The home invention is disclosed in a U.S. provisional application and is at an early, pre-examination stage; provisional disclosure establishes a priority position but is not an issued patent, and claim scope will be determined in prosecution. The substrate specifies the mechanisms by which counterparty identity is recorded, disclosure is gated and logged, and compensation is attributed and routed; it does not specify, and this article does not assert, any particular pricing model, settlement network, payment rail, or commercial protocol. The cryptographic, payment, and networking building blocks the substrate composes (hardware security elements, public-key attestation, signed policy objects, parameter-efficient fine-tuning) are established prior art used here as enabling components, not claimed as inventions of this disclosure. Some attestation, transport, content-identity, and compensation primitives are described as suppliable by separately identified applications incorporated by reference, and may be implemented through any equivalent primitives suitable for the deployment context.

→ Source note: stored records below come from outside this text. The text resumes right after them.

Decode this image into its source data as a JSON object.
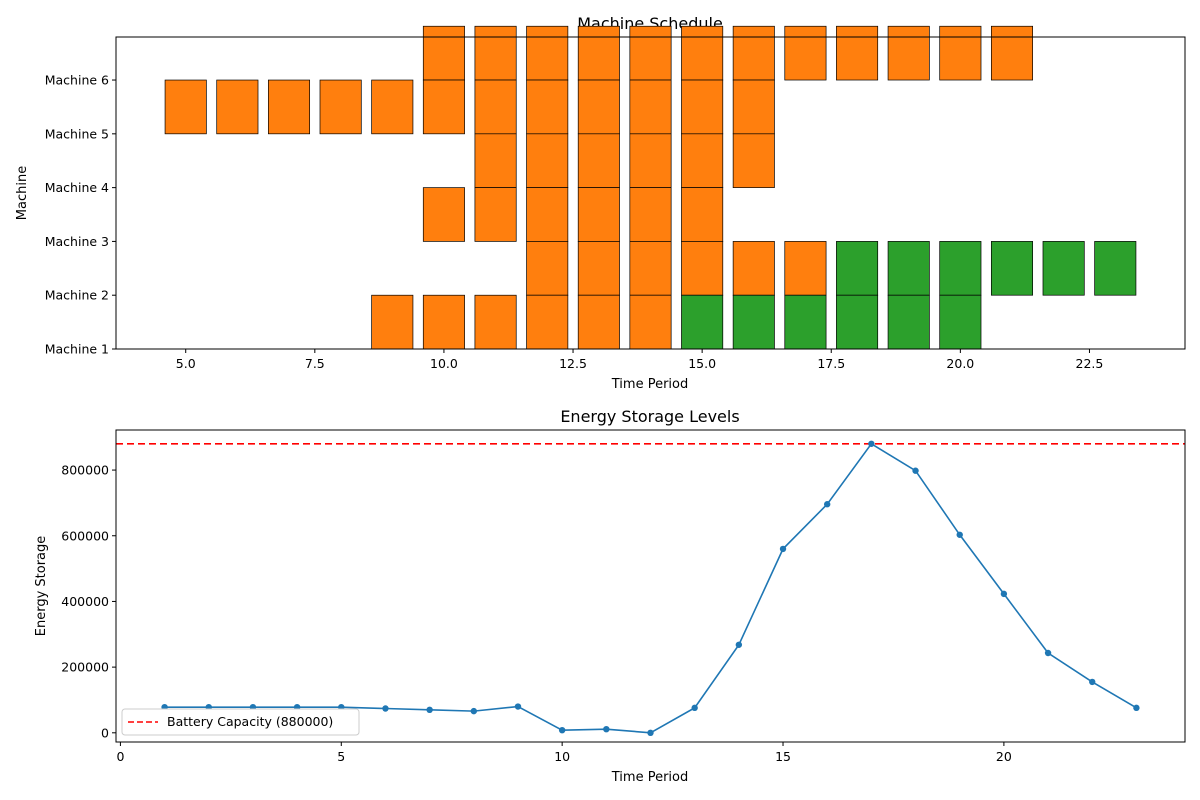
{
  "chart_data": [
    {
      "type": "bar",
      "title": "Machine Schedule",
      "xlabel": "Time Period",
      "ylabel": "Machine",
      "xlim": [
        3.65,
        24.35
      ],
      "xticks": [
        5.0,
        7.5,
        10.0,
        12.5,
        15.0,
        17.5,
        20.0,
        22.5
      ],
      "xtick_labels": [
        "5.0",
        "7.5",
        "10.0",
        "12.5",
        "15.0",
        "17.5",
        "20.0",
        "22.5"
      ],
      "ylim": [
        1,
        6.8
      ],
      "yticks": [
        1,
        2,
        3,
        4,
        5,
        6
      ],
      "ytick_labels": [
        "Machine 1",
        "Machine 2",
        "Machine 3",
        "Machine 4",
        "Machine 5",
        "Machine 6"
      ],
      "bar_width": 0.8,
      "colors": {
        "orange": "#ff7f0e",
        "green": "#2ca02c",
        "edge": "#000000"
      },
      "bars": [
        {
          "t": 5,
          "y0": 5,
          "y1": 6,
          "color": "orange"
        },
        {
          "t": 6,
          "y0": 5,
          "y1": 6,
          "color": "orange"
        },
        {
          "t": 7,
          "y0": 5,
          "y1": 6,
          "color": "orange"
        },
        {
          "t": 8,
          "y0": 5,
          "y1": 6,
          "color": "orange"
        },
        {
          "t": 9,
          "y0": 5,
          "y1": 6,
          "color": "orange"
        },
        {
          "t": 9,
          "y0": 1,
          "y1": 2,
          "color": "orange"
        },
        {
          "t": 10,
          "y0": 6,
          "y1": 7,
          "color": "orange"
        },
        {
          "t": 10,
          "y0": 5,
          "y1": 6,
          "color": "orange"
        },
        {
          "t": 10,
          "y0": 3,
          "y1": 4,
          "color": "orange"
        },
        {
          "t": 10,
          "y0": 1,
          "y1": 2,
          "color": "orange"
        },
        {
          "t": 11,
          "y0": 6,
          "y1": 7,
          "color": "orange"
        },
        {
          "t": 11,
          "y0": 5,
          "y1": 6,
          "color": "orange"
        },
        {
          "t": 11,
          "y0": 4,
          "y1": 5,
          "color": "orange"
        },
        {
          "t": 11,
          "y0": 3,
          "y1": 4,
          "color": "orange"
        },
        {
          "t": 11,
          "y0": 1,
          "y1": 2,
          "color": "orange"
        },
        {
          "t": 12,
          "y0": 6,
          "y1": 7,
          "color": "orange"
        },
        {
          "t": 12,
          "y0": 5,
          "y1": 6,
          "color": "orange"
        },
        {
          "t": 12,
          "y0": 4,
          "y1": 5,
          "color": "orange"
        },
        {
          "t": 12,
          "y0": 3,
          "y1": 4,
          "color": "orange"
        },
        {
          "t": 12,
          "y0": 2,
          "y1": 3,
          "color": "orange"
        },
        {
          "t": 12,
          "y0": 1,
          "y1": 2,
          "color": "orange"
        },
        {
          "t": 13,
          "y0": 6,
          "y1": 7,
          "color": "orange"
        },
        {
          "t": 13,
          "y0": 5,
          "y1": 6,
          "color": "orange"
        },
        {
          "t": 13,
          "y0": 4,
          "y1": 5,
          "color": "orange"
        },
        {
          "t": 13,
          "y0": 3,
          "y1": 4,
          "color": "orange"
        },
        {
          "t": 13,
          "y0": 2,
          "y1": 3,
          "color": "orange"
        },
        {
          "t": 13,
          "y0": 1,
          "y1": 2,
          "color": "orange"
        },
        {
          "t": 14,
          "y0": 6,
          "y1": 7,
          "color": "orange"
        },
        {
          "t": 14,
          "y0": 5,
          "y1": 6,
          "color": "orange"
        },
        {
          "t": 14,
          "y0": 4,
          "y1": 5,
          "color": "orange"
        },
        {
          "t": 14,
          "y0": 3,
          "y1": 4,
          "color": "orange"
        },
        {
          "t": 14,
          "y0": 2,
          "y1": 3,
          "color": "orange"
        },
        {
          "t": 14,
          "y0": 1,
          "y1": 2,
          "color": "orange"
        },
        {
          "t": 15,
          "y0": 6,
          "y1": 7,
          "color": "orange"
        },
        {
          "t": 15,
          "y0": 5,
          "y1": 6,
          "color": "orange"
        },
        {
          "t": 15,
          "y0": 4,
          "y1": 5,
          "color": "orange"
        },
        {
          "t": 15,
          "y0": 3,
          "y1": 4,
          "color": "orange"
        },
        {
          "t": 15,
          "y0": 2,
          "y1": 3,
          "color": "orange"
        },
        {
          "t": 15,
          "y0": 1,
          "y1": 2,
          "color": "green"
        },
        {
          "t": 16,
          "y0": 6,
          "y1": 7,
          "color": "orange"
        },
        {
          "t": 16,
          "y0": 5,
          "y1": 6,
          "color": "orange"
        },
        {
          "t": 16,
          "y0": 4,
          "y1": 5,
          "color": "orange"
        },
        {
          "t": 16,
          "y0": 2,
          "y1": 3,
          "color": "orange"
        },
        {
          "t": 16,
          "y0": 1,
          "y1": 2,
          "color": "green"
        },
        {
          "t": 17,
          "y0": 6,
          "y1": 7,
          "color": "orange"
        },
        {
          "t": 17,
          "y0": 2,
          "y1": 3,
          "color": "orange"
        },
        {
          "t": 17,
          "y0": 1,
          "y1": 2,
          "color": "green"
        },
        {
          "t": 18,
          "y0": 6,
          "y1": 7,
          "color": "orange"
        },
        {
          "t": 18,
          "y0": 2,
          "y1": 3,
          "color": "green"
        },
        {
          "t": 18,
          "y0": 1,
          "y1": 2,
          "color": "green"
        },
        {
          "t": 19,
          "y0": 6,
          "y1": 7,
          "color": "orange"
        },
        {
          "t": 19,
          "y0": 2,
          "y1": 3,
          "color": "green"
        },
        {
          "t": 19,
          "y0": 1,
          "y1": 2,
          "color": "green"
        },
        {
          "t": 20,
          "y0": 6,
          "y1": 7,
          "color": "orange"
        },
        {
          "t": 20,
          "y0": 2,
          "y1": 3,
          "color": "green"
        },
        {
          "t": 20,
          "y0": 1,
          "y1": 2,
          "color": "green"
        },
        {
          "t": 21,
          "y0": 6,
          "y1": 7,
          "color": "orange"
        },
        {
          "t": 21,
          "y0": 2,
          "y1": 3,
          "color": "green"
        },
        {
          "t": 22,
          "y0": 2,
          "y1": 3,
          "color": "green"
        },
        {
          "t": 23,
          "y0": 2,
          "y1": 3,
          "color": "green"
        }
      ]
    },
    {
      "type": "line",
      "title": "Energy Storage Levels",
      "xlabel": "Time Period",
      "ylabel": "Energy Storage",
      "xlim": [
        -0.1,
        24.1
      ],
      "xticks": [
        0,
        5,
        10,
        15,
        20
      ],
      "xtick_labels": [
        "0",
        "5",
        "10",
        "15",
        "20"
      ],
      "ylim": [
        -28000,
        922000
      ],
      "yticks": [
        0,
        200000,
        400000,
        600000,
        800000
      ],
      "ytick_labels": [
        "0",
        "200000",
        "400000",
        "600000",
        "800000"
      ],
      "series": [
        {
          "color": "#1f77b4",
          "x": [
            1,
            2,
            3,
            4,
            5,
            6,
            7,
            8,
            9,
            10,
            11,
            12,
            13,
            14,
            15,
            16,
            17,
            18,
            19,
            20,
            21,
            22,
            23
          ],
          "values": [
            78000,
            78000,
            78000,
            78000,
            78000,
            74000,
            70000,
            66000,
            80000,
            8000,
            11000,
            0,
            76000,
            268000,
            560000,
            696000,
            880000,
            798000,
            603000,
            423000,
            243000,
            155000,
            76000
          ]
        }
      ],
      "hline": {
        "value": 880000,
        "color": "#ff0000",
        "label": "Battery Capacity (880000)"
      },
      "legend": "bottom-left",
      "grid": false
    }
  ]
}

The market, regulatory, and trust-relationship framing in this article is external context describing where the technology applies, not a representation about legal enforceability, regulatory approval, or the conduct of any counterparty.

Disclosure Scope

The technology described here, the persistent hardware-bound agent identity, counterparty identity records with governed persistence promotion, the privacy invariant gating and recording off-device disclosure, federated cross-device agent identity, and publisher attribution and compensation routing, is disclosed in U.S. Provisional Application No. 64/070,239, "Agent-Resident Execution Substrate." Every statement in this article about what the substrate does (how it records counterparties, how it gates and logs disclosure, how it attributes and routes compensation, how it unifies identity across devices) traces to that disclosure. The agent-to-agent commerce and collaboration domain, the procurement, household-service, vehicular, robotic, and enterprise scenarios, and any reference to standards, regulators, or market practice, is external context illustrating a faithful enabling implementation, not part of the patent claims and not a representation about commercial or regulatory outcomes.